Der CO2-Ausstoß ist in Deutschland und Europa bereits kräftig gesunken, bevor das Coronavirus die Wirtschaft lahmlegte. Das sollte Mut machen für die Zeit danach, findet Wolfgang Hassenstein
Es ist in den vergangenen Wochen viel über Lichtblicke berichtet worden, welche die Coronakrise der Umwelt beschert: saubere Luft über Peking, klares Wasser in den Kanälen von Venedig, weniger Fluglärm am Himmel über Frankfurt. Und entgegen allen Erwartungen wird Deutschland nun sein Klimaschutzziel für 2020 doch noch erreichen. Nur: Keiner jubelt.

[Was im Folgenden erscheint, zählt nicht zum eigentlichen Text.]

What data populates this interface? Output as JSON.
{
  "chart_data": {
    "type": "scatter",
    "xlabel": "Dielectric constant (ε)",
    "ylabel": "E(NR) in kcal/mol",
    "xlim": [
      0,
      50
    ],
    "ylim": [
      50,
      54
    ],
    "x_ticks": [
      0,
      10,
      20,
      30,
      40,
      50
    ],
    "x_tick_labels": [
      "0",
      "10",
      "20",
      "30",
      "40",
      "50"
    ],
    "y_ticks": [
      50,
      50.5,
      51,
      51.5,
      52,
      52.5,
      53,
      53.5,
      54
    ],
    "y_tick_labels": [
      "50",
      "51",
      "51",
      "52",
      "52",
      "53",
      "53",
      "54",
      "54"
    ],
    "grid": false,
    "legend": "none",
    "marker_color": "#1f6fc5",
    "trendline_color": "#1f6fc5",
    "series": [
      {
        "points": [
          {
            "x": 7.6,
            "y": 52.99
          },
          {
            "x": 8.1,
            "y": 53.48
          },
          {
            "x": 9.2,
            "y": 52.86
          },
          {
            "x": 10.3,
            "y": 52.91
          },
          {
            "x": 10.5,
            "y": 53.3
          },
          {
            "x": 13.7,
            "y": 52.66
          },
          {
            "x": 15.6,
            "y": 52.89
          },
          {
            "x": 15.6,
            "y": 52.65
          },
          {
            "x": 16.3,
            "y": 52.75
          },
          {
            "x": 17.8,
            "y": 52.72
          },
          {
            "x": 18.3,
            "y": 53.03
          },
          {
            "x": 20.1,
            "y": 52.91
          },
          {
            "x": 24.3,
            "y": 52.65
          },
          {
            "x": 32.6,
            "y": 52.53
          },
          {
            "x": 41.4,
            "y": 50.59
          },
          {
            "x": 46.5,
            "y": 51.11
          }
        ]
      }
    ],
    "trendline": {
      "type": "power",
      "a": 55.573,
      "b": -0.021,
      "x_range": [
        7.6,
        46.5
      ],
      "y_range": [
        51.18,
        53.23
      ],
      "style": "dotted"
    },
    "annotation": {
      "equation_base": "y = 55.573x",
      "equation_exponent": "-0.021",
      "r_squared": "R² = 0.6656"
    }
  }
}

Denn das wäre nicht nur zynisch, es wäre auch falsch, wie Experten sogleich erklärten. Der Blick auf Dellen in der Emissionskurve während vergangener Wirtschaftskrisen zeigt nämlich, dass diese danach stets rasch wieder mehr als ausgeglichen wurden – durch noch mehr Industrieproduktion und noch mehr Verkehr. „Einmaleffekte“ haben keine positive Langzeitwirkung, im Gegenteil: In Krisen gehen die Investitionen dramatisch zurück, auch solche in den ökologischen Umbau der Energie- und Verkehrssysteme. Solange Corona-Hilfen der Bundesregierung nicht an einen „Green Deal“ geknüpft sind, zementieren sie bestehende Verhältnisse. Dabei wäre so ein grüner Marshallplan, wie ihn auch Greenpeace fordert, eine Riesenchance.
Schon jetzt hat das Virus die politische Entscheidungsfreude mobilisiert. Im September noch erklärte Angela Merkel zum „Klimapaket“, Politik unterscheide sich von Wissenschaft. Politik sei das, „was möglich ist“. Im März dann verkündete dieselbe Kanzlerin in Sachen Corona „Maßnahmen, die es in unserem Lande so noch nicht gegeben hat“. Der Maßstab sei, „was uns die Wissenschaftlerinnen und Wissenschaftler zu dem Thema sagen“. Den Rat der Wissenschaft beherzigen, um Leben zu retten? Warum sollte sich das nicht auch anwenden lassen auf die auf lange Sicht noch größere Menschheitskrise? Auf Klima und Corona?